見た目で判断するのか、ニオイなのか、彼らの基準はよくわからない。
人間の場合、油と糖分が配合された物は大抵の人が喜ぶ。
カエルも魚の脂肪が混ざったタタキに食欲をそそられるようだ。
いつも赤身の刺身かとり肉を小さく切って与える。
それなりに喜んで食いつくが、先日の様子はいつもと違った。
スプーンに魚のタタキをのせてジャンの目の前に差し出すと、それまでトロンと半睡だった目が真っ黒に輝き、ジャンハウスの床を蹴るようにして外に出てきた。

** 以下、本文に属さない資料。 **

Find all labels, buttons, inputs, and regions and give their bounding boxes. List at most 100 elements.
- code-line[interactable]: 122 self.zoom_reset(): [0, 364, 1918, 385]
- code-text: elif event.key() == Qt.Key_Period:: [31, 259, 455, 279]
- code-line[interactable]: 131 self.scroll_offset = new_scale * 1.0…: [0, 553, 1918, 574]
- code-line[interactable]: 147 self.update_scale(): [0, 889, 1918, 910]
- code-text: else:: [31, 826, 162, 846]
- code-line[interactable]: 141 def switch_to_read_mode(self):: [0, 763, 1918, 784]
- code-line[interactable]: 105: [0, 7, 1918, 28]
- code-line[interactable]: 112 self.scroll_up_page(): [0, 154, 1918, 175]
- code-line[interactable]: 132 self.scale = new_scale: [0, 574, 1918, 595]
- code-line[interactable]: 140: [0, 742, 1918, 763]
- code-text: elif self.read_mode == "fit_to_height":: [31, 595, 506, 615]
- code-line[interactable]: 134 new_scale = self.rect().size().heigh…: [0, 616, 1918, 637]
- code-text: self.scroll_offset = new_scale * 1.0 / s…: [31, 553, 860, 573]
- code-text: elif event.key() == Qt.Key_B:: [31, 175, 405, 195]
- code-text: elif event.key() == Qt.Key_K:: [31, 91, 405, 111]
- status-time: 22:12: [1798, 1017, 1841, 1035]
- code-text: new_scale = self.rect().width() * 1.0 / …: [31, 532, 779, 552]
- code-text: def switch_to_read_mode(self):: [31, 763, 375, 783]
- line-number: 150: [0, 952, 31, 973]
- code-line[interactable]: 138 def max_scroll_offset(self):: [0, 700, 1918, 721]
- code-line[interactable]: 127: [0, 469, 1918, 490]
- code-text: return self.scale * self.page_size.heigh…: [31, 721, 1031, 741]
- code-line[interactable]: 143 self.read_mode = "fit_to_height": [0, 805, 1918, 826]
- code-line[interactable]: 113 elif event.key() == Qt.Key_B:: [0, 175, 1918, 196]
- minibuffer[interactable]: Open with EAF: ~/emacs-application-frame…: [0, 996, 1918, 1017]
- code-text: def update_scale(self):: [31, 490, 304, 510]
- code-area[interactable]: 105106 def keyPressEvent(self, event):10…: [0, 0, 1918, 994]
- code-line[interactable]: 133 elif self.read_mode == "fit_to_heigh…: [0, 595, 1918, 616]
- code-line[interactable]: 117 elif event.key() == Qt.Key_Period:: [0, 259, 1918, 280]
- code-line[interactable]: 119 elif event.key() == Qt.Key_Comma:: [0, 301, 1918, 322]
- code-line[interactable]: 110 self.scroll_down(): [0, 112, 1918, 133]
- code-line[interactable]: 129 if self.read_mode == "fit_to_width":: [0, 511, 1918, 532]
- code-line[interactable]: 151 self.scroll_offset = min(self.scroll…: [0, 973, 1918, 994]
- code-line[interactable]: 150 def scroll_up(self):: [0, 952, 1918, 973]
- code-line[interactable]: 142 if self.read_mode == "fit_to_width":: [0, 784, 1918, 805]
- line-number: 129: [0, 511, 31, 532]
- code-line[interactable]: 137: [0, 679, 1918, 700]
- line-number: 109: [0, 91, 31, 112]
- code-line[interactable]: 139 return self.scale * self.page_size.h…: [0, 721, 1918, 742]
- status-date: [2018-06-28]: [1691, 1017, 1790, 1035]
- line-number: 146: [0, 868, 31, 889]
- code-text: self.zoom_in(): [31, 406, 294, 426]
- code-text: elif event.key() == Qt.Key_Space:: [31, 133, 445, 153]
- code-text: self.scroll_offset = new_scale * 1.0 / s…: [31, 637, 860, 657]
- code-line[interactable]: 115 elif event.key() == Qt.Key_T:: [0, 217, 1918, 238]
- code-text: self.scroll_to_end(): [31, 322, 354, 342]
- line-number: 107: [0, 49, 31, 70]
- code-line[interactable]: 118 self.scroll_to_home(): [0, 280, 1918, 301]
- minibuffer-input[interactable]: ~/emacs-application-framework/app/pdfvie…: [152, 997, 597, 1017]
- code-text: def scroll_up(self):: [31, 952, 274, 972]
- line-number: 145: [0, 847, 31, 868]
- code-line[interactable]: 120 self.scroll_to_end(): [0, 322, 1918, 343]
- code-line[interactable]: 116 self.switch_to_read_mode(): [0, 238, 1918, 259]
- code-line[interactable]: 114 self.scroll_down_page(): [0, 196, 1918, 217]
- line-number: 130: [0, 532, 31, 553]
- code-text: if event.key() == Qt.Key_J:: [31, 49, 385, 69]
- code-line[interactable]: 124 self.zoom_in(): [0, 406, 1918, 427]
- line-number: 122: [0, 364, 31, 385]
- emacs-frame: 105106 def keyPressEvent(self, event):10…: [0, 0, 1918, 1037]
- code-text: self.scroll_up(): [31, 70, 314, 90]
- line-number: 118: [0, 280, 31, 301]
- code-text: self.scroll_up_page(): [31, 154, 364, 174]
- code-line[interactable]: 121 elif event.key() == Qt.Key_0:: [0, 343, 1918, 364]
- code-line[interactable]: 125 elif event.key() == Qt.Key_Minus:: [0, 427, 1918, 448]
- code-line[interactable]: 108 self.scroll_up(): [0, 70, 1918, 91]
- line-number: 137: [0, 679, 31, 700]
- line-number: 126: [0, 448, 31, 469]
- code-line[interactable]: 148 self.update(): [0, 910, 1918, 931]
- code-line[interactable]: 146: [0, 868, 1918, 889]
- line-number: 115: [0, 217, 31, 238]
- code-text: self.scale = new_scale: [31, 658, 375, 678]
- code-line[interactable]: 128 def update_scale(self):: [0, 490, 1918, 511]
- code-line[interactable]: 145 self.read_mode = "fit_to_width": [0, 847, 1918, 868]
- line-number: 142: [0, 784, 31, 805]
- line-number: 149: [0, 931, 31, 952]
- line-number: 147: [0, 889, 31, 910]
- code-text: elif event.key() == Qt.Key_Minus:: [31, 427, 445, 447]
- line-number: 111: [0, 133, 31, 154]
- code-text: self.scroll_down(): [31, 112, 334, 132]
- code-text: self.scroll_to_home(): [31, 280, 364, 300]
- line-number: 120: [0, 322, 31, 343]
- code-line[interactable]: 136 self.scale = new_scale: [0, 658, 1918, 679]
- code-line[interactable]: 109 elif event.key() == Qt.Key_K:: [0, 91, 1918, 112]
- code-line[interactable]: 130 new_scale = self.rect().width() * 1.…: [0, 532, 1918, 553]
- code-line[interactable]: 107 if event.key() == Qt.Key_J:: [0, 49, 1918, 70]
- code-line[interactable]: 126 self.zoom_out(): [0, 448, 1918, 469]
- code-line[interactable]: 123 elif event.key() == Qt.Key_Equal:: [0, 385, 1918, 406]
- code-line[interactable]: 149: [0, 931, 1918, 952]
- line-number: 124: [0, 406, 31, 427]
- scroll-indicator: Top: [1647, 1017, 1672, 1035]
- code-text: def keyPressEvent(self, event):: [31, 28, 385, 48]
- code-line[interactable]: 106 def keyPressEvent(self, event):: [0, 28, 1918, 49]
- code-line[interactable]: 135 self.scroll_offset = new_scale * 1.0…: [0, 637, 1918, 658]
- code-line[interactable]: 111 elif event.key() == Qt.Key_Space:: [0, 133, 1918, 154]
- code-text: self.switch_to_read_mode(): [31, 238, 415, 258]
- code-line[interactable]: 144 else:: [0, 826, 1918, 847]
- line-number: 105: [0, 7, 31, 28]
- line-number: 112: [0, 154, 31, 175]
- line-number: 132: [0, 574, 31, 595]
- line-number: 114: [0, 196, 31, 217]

パクッとひとくち、次ちょうだい!と催促して娘の方を見上げている。
「スゴイね、ジャン君、おいしいの!?」
とスプーンを出すと、またしても瞬時にパクッ!
合わせて巨峰(ぶどう)1コ分くらいの量を食べた。
次はマルコ、いつもなら仕方なく食べている態なのに、パクッ!パクッ!
スリムに至っては、初めての反応、与えている人の方を見上げて次を催促した。
マルコ同様。
食べることに無関心で、よって2匹共ジャンの3分の1くらいしか体重がないヤセガエルである。
実は昨年、マルタ島で養殖されているマグロを食べさせたことがあった。
美味しいが脂が多い。
たくさん食べたジャンはみるみる太った。
それに懲りて、赤身に変えた。
彼らのために買ったタタキを、シソの葉で巻いてワサビ醤油でお相伴した。
カエルといえども、彼らの口は肥えてきたのかもしれない。